Eliminating these from the analysis, the scientists could now build a complete tree by combining information from 31 genes. Peer was worried that some HGTs might have still have slipped in – a single mistake could spoil the quality of the tree. So the scientists put the computer to work doing some heavy lifting. The 31 genes were randomly divided into four groups. Trees were systematically drawn over and over again, for all of the genes in each group, with the exception of a single gene that was eliminated in each round. Then the results were compared. If the branches of the trees changed from pass to pass, an HGT was likely to be involved, and the gene was submitted to two more tests. In the end, the scientists found seven more candidates for HGTs, which they eliminated from their analysis.
The remaining information was combined into a super-tree which was compared once again to trees based on individual genes in three different ways. “Any one of these methods on its own might have left a tree with some mistakes,” Peer says, “but by combining them, we’re confident that we have an extremely accurate picture of the evolutionary history of these molecules and the species.”
The results clear up some old controversies, for example, a debate about the very early evolution of animals. Some trees in the past proposed that the vertebrates (which include humans) split off from another branch which would remain united for a while before splitting into separate branches leading to worms and insects. The new version groups things differently: vertebrate and insect ancestors split off from the worms together, and diverge from each other later.

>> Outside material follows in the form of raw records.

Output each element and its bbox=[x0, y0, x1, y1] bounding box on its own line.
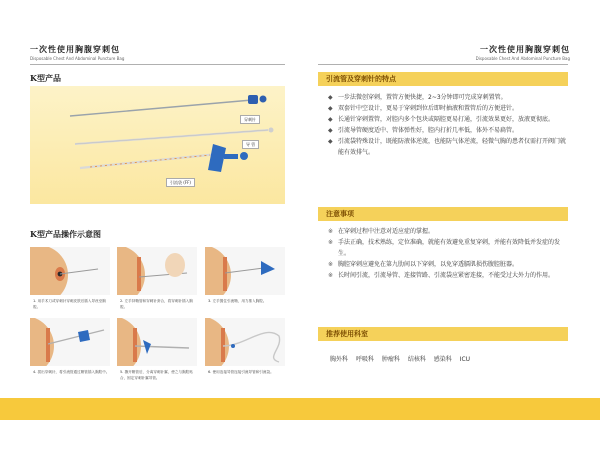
step-3-image bbox=[205, 247, 285, 295]
department-item: 结核科 bbox=[407, 356, 426, 363]
label-needle: 穿刺针 bbox=[240, 115, 260, 124]
diamond-bullet-icon: ◆ bbox=[328, 138, 333, 145]
note-item: ※ 手法正确，技术熟练，定位准确，就能有效避免重复穿刺，并能有效降低并发症的发生。 bbox=[328, 239, 561, 257]
diamond-bullet-icon: ◆ bbox=[328, 116, 333, 123]
step-1-image bbox=[30, 247, 110, 295]
features-list bbox=[328, 92, 566, 158]
notes-list bbox=[328, 226, 566, 281]
note-item: ※ 胸腔穿刺应避免在第九肋间以下穿刺，以免穿透膈肌损伤腹腔脏器。 bbox=[328, 261, 519, 268]
features-header-bar bbox=[318, 72, 568, 86]
feature-item: ◆ 长通针穿刺置管，对腔内多个包块或隔腔更易打通，引流效果更好，放液更彻底。 bbox=[328, 116, 555, 123]
diamond-bullet-icon: ◆ bbox=[328, 127, 333, 134]
asterisk-bullet-icon: ※ bbox=[328, 228, 334, 235]
wing-connector bbox=[208, 144, 226, 172]
footer-band bbox=[0, 398, 600, 420]
department-item: 呼吸科 bbox=[355, 356, 374, 363]
product-photo bbox=[30, 86, 285, 204]
notes-title: 注意事项 bbox=[326, 209, 354, 218]
step-1-caption: 1. 用手术刀或穿刺针穿刺皮肤后插入导丝至胸腔。 bbox=[33, 299, 106, 309]
step-2-caption: 2. 左手持鞘管和穿刺针套合，将穿刺针插入胸腔。 bbox=[120, 299, 193, 309]
needle-shaft bbox=[70, 100, 252, 116]
department-item: 感染科 bbox=[433, 356, 452, 363]
header-left bbox=[30, 44, 124, 61]
diamond-bullet-icon: ◆ bbox=[328, 105, 333, 112]
asterisk-bullet-icon: ※ bbox=[328, 272, 334, 279]
feature-item: ◆ 双套针中空设计，更易于穿刺到位后即时抽液和置管后的方便进针。 bbox=[328, 105, 519, 112]
asterisk-bullet-icon: ※ bbox=[328, 261, 334, 268]
features-title: 引流管及穿刺针的特点 bbox=[326, 74, 396, 83]
header-left-title: 一次性使用胸腹穿刺包 bbox=[30, 44, 120, 54]
needle-hub bbox=[248, 95, 258, 104]
step-3-caption: 3. 左手握住引流鞘，用力推入胸腔。 bbox=[208, 299, 267, 303]
step-5-caption: 5. 撕开鞘管后，分离穿刺针翼，使之与胸腔贴合，固定穿刺针翼导管。 bbox=[120, 370, 193, 380]
label-tube: 导 管 bbox=[242, 140, 259, 149]
feature-item: ◆ 引流导管硬度适中、管体弹性好，腔内打折几率低，体外不易扁管。 bbox=[328, 127, 519, 134]
department-item: 肿瘤科 bbox=[381, 356, 400, 363]
step-4-caption: 4. 拔出穿刺针，将引流管通过鞘管插入胸腔中。 bbox=[33, 370, 110, 374]
note-item: ※ 在穿刺过程中注意对适应症的掌握。 bbox=[328, 228, 435, 235]
header-right-title: 一次性使用胸腹穿刺包 bbox=[480, 44, 570, 54]
step-5-image bbox=[117, 318, 197, 366]
header-left-subtitle: Disposable Chest And Abdominal Puncture Bag bbox=[30, 56, 125, 61]
diamond-bullet-icon: ◆ bbox=[328, 94, 333, 101]
department-item: 胸外科 bbox=[330, 356, 349, 363]
department-item: ICU bbox=[459, 356, 471, 363]
asterisk-bullet-icon: ※ bbox=[328, 239, 334, 246]
header-right bbox=[476, 44, 570, 61]
feature-item: ◆ 一步法微创穿刺，置管方便快捷，2~3分钟即可完成穿刺置管。 bbox=[328, 94, 507, 101]
step-6-image bbox=[205, 318, 285, 366]
departments-list bbox=[330, 354, 476, 363]
step-2-image bbox=[117, 247, 197, 295]
label-bag: 引流袋 (FF) bbox=[166, 178, 195, 187]
k-steps-title: K型产品操作示意图 bbox=[30, 229, 101, 239]
k-product-title: K型产品 bbox=[30, 73, 61, 83]
feature-item: ◆ 引流袋特殊设计，既能防液体逆流，也能防气体逆流，轻微气胸的患者仅需打开阀门就能有效排气。 bbox=[328, 138, 567, 156]
departments-title: 推荐使用科室 bbox=[326, 329, 368, 338]
step-6-caption: 6. 使用连接导管连接引流导管和引流袋。 bbox=[208, 370, 274, 374]
header-rule-left bbox=[30, 64, 285, 65]
departments-header-bar bbox=[318, 327, 568, 341]
header-rule-right bbox=[318, 64, 568, 65]
needle-cap bbox=[260, 96, 267, 103]
notes-header-bar bbox=[318, 207, 568, 221]
header-right-subtitle: Disposable Chest And Abdominal Puncture Bag bbox=[475, 56, 570, 61]
note-item: ※ 长时间引流，引流导管、连接管路、引流袋应紧密连接，不能受过大外力的作用。 bbox=[328, 272, 555, 279]
step-4-image bbox=[30, 318, 110, 366]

The higher resolution of the tree is also important, Peer says, because of metagenomic studies which are underway to sequence all the genes found in environments such as farm soil or ocean water. His group has participated in several such projects. ”Most sequencing approaches start with a given organism and work through its whole genome systematically,” he says. “Metagenomics is sequencing a place – like a global positioning system coordinate. In many cases we recover fragmentary traces of thousands of genes, and have no idea what organism they come from. Often these molecules represent creatures that have never been seen before.” The breadth and detail of the new tree will allow scientists to make much better guesses about where such fragments fit in and what types of living beings they belong to.
Has the living world been fairly split up into major branches, limbs, and twigs, or have we overemphasized the prominence of our own lineage? A close look at the new tree shows that the latter seems to be the case. The eukaryotes, which include yeast, plants and animals such as ourselves, are so visibly different from one another that scientists have pushed them apart from each other on the tree. Genetically speaking, however, the species are often much more closely related than many single-celled forms of life.

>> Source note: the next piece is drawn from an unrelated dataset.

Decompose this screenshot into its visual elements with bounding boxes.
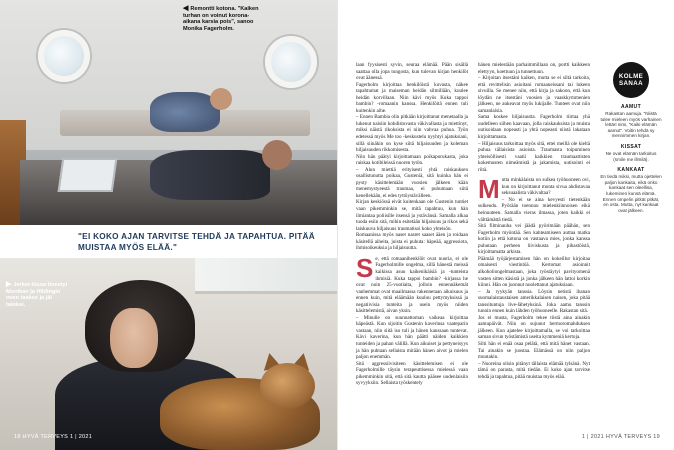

“Smaller genomes evolve faster,” Peer says. “There isn’t a single organism that has been sequenced that is both evolving fast and has a large genome. It suggests that some of the simplest species around have ended up that way because they have pruned things down. Evolution isn’t always about acquiring complexity.”

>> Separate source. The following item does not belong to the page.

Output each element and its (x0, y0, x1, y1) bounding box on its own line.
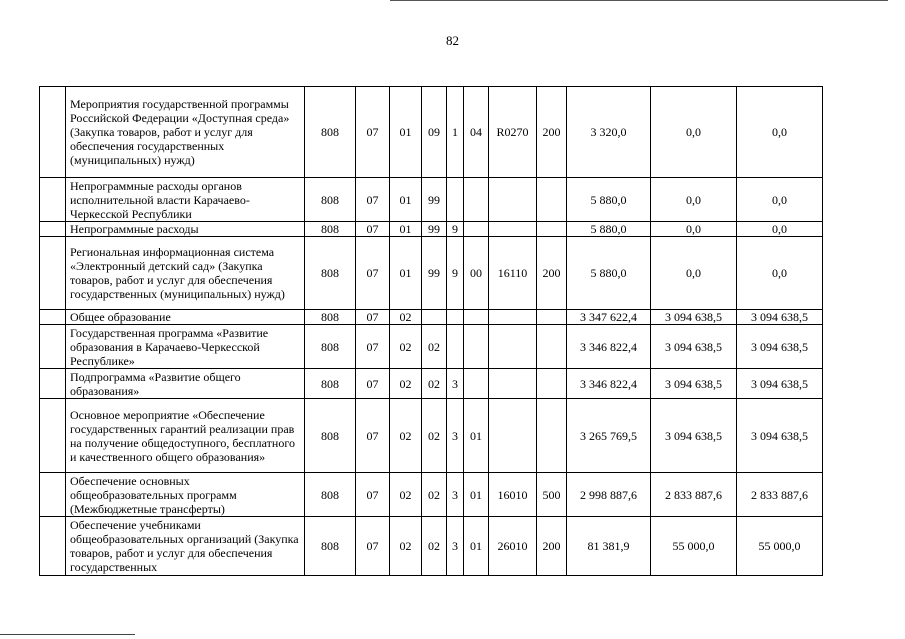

The study also gives the scientists a closer look at LUCA. “One very big question has been what the earliest bacteria were like when they split off from the Archaea. Bacteria are grouped into two classes, called Gram-positive and Gram-negative, based on features of their membranes. The new tree reveals that Gram-positive bacteria evolved first. And if you look at their repertoire of genes, they seem to be suited to a very hot environment. The first Archaea were discovered in hot ocean vents, and most of the species alive today are thermophilic. It strongly suggests that LUCA was, too.”